7:04am 6th September 2011
(Updated 7:04am 6th September 2011)
The Precious Lives Appeal is over - we have done it!
Cornwall and Plymouth have raised the five million pounds needed to make our own children's hospice a reality.
Scroll down for our video tours...
Eddie Farwell is the man whose dream has become a reality.
He and wife Jill began their campaign when they had to travel to Oxford for care with their own life limited children.

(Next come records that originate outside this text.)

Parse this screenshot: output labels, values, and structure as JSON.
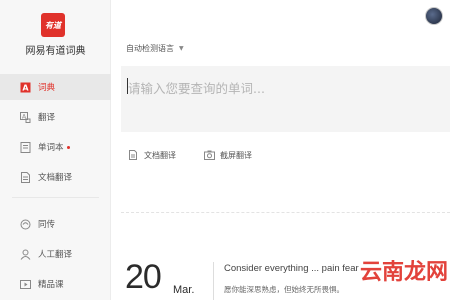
{
  "app": {
    "logo_text": "有道",
    "name": "网易有道词典"
  },
  "nav": [
    {
      "label": "词典",
      "active": true
    },
    {
      "label": "翻译"
    },
    {
      "label": "单词本",
      "dot": true
    },
    {
      "label": "文档翻译"
    }
  ],
  "nav2": [
    {
      "label": "同传"
    },
    {
      "label": "人工翻译"
    },
    {
      "label": "精品课"
    }
  ],
  "search": {
    "language": "自动检测语言",
    "placeholder": "请输入您要查询的单词..."
  },
  "tools": {
    "doc": "文档翻译",
    "screen": "截屏翻译"
  },
  "daily": {
    "day": "20",
    "month": "Mar.",
    "quote_en": "Consider everything ... pain fear",
    "quote_zh": "愿你能深思熟虑，但始终无所畏惧。"
  },
  "watermark": "云南龙网",
  "colors": {
    "brand": "#e0322b",
    "sidebar_bg": "#f7f7f7",
    "input_bg": "#f4f4f4"
  }
}
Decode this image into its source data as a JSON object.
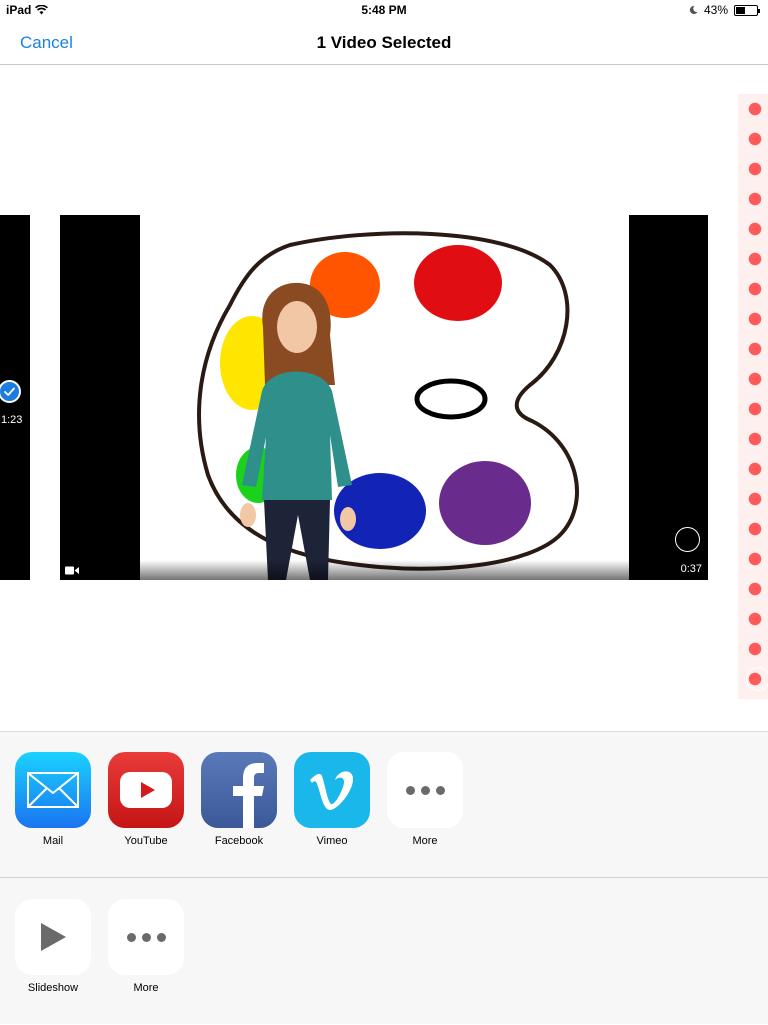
{
  "status_bar": {
    "device": "iPad",
    "time": "5:48 PM",
    "battery": "43%",
    "battery_level": 0.43
  },
  "nav": {
    "cancel_label": "Cancel",
    "title": "1 Video Selected"
  },
  "media": {
    "previous_video": {
      "duration": "1:23",
      "selected": true
    },
    "current_video": {
      "duration": "0:37",
      "selected": false
    },
    "next_item": {
      "selected": false
    }
  },
  "share_row": [
    {
      "label": "Mail",
      "icon": "mail-icon"
    },
    {
      "label": "YouTube",
      "icon": "youtube-icon"
    },
    {
      "label": "Facebook",
      "icon": "facebook-icon"
    },
    {
      "label": "Vimeo",
      "icon": "vimeo-icon"
    },
    {
      "label": "More",
      "icon": "more-icon"
    }
  ],
  "action_row": [
    {
      "label": "Slideshow",
      "icon": "play-icon"
    },
    {
      "label": "More",
      "icon": "more-icon"
    }
  ],
  "colors": {
    "accent": "#1a82e2",
    "check_blue": "#1e7ce0",
    "sheet_bg": "#f7f7f7"
  }
}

In 1991 they opened Little Bridge House in Barnstaple and, up till now, that has been the place most families from the Duchy have had to travel to.
He said, "Now here twenty years later, sadly without Jill alive to see it, we've now completed our third children's hospice which will mean that no child throughout the region is any more than an hour and a half's journey from the most specialist care during the journey that leads to those darkest of days which end in death.
"It is a great tribute to the people of Cornwall and Plymouth. It will be an ever greater asset to the people and families who use it down the years."
Kim from Camborne has been on that journey. Her son Nathan was born in 1991.
You can hear her story here...
People from across Cornwall have organised events, donated, bought raffle tickets, roof tiles or helped in other ways to make today a reality. Government funding only covers 11% of all costs.
Jill Sharpless from Hayle has been raising money for twenty years. She said, "It's overwhelming, completely thrilled because I am here at Little Harbour. I felt a little bit like the Pope. I wanted to bend down and kiss the ground. It's a very emotional day."
Little Harbour stands on a hill, overlooking a valley with houses nestled into the hillside, away to the east the green grass slopes down to the sea.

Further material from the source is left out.